Tirotoksikozda, kadınlarda artan seks hormonlarını bağlayan globülin'e paralel olarak(12), metabolik klerensleri azalan serum estradiol ve estron düzeylerinde artmalar olur(13). Ancak bu hormonların serbest serum düzeyleri normalin altına iner. Aynı şey erkeklerde serum total testosteronu için de söz konusudur(14). Her ne kadar erkeklerde serbest testosteron düzeyi normal sınırlar içinde kalma eğilimi gösterirse de, androjenin östrojene olan ekstragonadal dönüşümü hızlanır, total serbest estradiol düzeyi artar ve hastalarda libido azalması, jinekomasti, sterilite ve empotans gelişebilir(15).
Klinik olarak hipertiroidizmli hastalar aşırı sempatik sistem belirtileri gösterirlerse de, kanda bu gözlemi destekleyecek bulgulara rastlanmayabilir. Katekolamin ve dopamin beta hidroksilaze düzeylerinde klinik gözlemlere uygun bir artma yerine, azalma dikkati çeker! Bu çelişkiyi bazı araştırıcılar adrenerjik reseptör aşağı regülasyonuna ve hücre içi etkinliklerde olan değişikliklere bağlamaktadırlar(16).
Graves hastalığında osteopeni ve osteoporoz gelişebilir(17). Postmenopozal kadınlarda vertebra kırıkları oluşabilir. Bundan tiroid hormonunun kemiklere olan direkt etkisi sorumludur. Burada da, diğer dokularda olduğu gibi, tiroid hormonu hem osteoblastları, hem de osteoklastları uyarır. Ancak osteoklastların uyarılmasına bağlı kemik yıkımı daha üstündür(18) ve ortaya çıkan hiperkalsemi, serum paratiroid hormonu ve 1,25 dihidroksi kolekalsiferol düzeylerinin düşmesine neden olur. Gayta ve idrarla kalsyum atımı artar(19). Serum düzeyi düşen 1,25 dihidroksi kolekalsiferol bağırsaktan yeterince kalsyum absorbe edilememesinin temel nedenidir. Böylece ortaya çıkan negatif kalsyum dengesi kısa bir süre içinde osteopeniye ve daha sonra osteoporoza yol açabilir.
3) Tirotoksikozda deri:
Hipertiroidizmli hastaların derisi yumuşak, kadifemsi bir yapı kazanmıştır. Saçlar ince, zarif, yumuşak bir nitelik alırsa da, hastalar arada bir alopesiye yenik düşebilirler. Hasta günün her saatinde normalin üstünde terler ve tipik olarak en küçük bir anksiyete ve efortta bile daha da çok terlemeye başlar. Bazı hastalarda lokalize hiperpigmentasyon-ki ilk defa 1900 yılında bildirilmiştir(20) veya vitiligo (21) gelişebilir.
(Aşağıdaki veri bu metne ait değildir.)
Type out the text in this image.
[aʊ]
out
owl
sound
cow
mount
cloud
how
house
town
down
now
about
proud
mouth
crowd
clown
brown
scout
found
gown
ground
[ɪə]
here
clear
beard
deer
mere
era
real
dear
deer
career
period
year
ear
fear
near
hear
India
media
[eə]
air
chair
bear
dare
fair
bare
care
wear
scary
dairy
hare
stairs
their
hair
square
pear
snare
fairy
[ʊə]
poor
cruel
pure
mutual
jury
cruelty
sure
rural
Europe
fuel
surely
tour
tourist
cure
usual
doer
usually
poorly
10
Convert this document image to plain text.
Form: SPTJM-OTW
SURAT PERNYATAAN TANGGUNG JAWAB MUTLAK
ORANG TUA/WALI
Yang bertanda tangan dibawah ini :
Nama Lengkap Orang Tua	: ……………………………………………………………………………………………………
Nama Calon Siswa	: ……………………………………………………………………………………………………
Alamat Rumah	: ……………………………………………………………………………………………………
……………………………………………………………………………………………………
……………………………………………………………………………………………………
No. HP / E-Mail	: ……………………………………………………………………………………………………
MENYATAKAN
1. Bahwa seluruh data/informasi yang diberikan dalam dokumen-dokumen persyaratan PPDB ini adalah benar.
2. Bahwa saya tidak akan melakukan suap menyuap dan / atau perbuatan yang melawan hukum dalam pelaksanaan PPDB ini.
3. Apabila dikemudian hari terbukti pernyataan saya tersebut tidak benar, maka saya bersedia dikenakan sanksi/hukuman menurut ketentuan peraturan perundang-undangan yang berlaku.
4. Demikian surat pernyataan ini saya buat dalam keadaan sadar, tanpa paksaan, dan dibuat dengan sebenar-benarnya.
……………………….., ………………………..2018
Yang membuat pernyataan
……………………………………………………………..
4)Tirotoksikozda bağ dokusu:
Konnektif dokunun normal öğelerini şöyle sıralayabiliriz; Fibroblastlar ve bunlarla ilgili hücreler, örneğin yağ hücreleri, kondrositler vs, ara dokuyu dolduran makromoleküller, örneğin, kollajen, fibronektin, laminin, glukozaminoglukonlar, proteoglukonlar ve diğerleri.
Hipertiroidizmin en tipik deri belirtisini lokalize pretibial miksödem oluşturur. Hemen her zaman oftalmopatiyle birlikte görülürse de, tek başına da gelişebilir ve hatta Haşimoto tiroiditine bile eşlik edebilir(22). Mukopolisakkaridlerden zengin bir sıvının birikmesi ile nitelikli olan bu ödeme, tibia dışında, ön kol ve el parmaklarının ekstensör yüzlerinde de rastlanabilir. Miksödem teriminin kullanılmasına rağmen, hipotiroidizmle ilgisi yoktur(22). Normal deriden kesin bir sınırla ayrılan pretibial miksödem, portakal kabuğu gibi bir görünümü olan, dışa doğru gelişen, çesitli büyüklüklerde, hiperpigmante ve prüritik lezyonlardan oluşmuştur. Bazen bu lezyonlar bir araya gelip, geniş plaklara dönüşebilir. Etiyolojileri hakkında hemen hiç bir şey bilinmemektedir.
Bazı hastalarda deri belirtilerine tiroid akropaki (akro=uç, paki=kalınlaşma) denen ve hipertrofik pulmoner osteoartropatiden farklı, el ve ayak parmaklarının çomaklaşması ile karakterli bir durum eşlik edebilir. Akropaki, otoimmün tiroiditin en az karşılaşılan bir gösterisidir. Hemen her olguda oftalmopati ve lolakize miksödemle birlikte olma eğilimi gösterir. Ancak istisnalar vardır(23). Çoğu kere ağrısızdır. Aşırı akropakilerde ağrı olabilir. Radyolojide, parmaklarda yumuşak doku şişmesi ve subperiostal yeni kemik proliferasyon dikkati çeker. Bunun patolojisi ve tedavisi yeterince bilinmemektedir.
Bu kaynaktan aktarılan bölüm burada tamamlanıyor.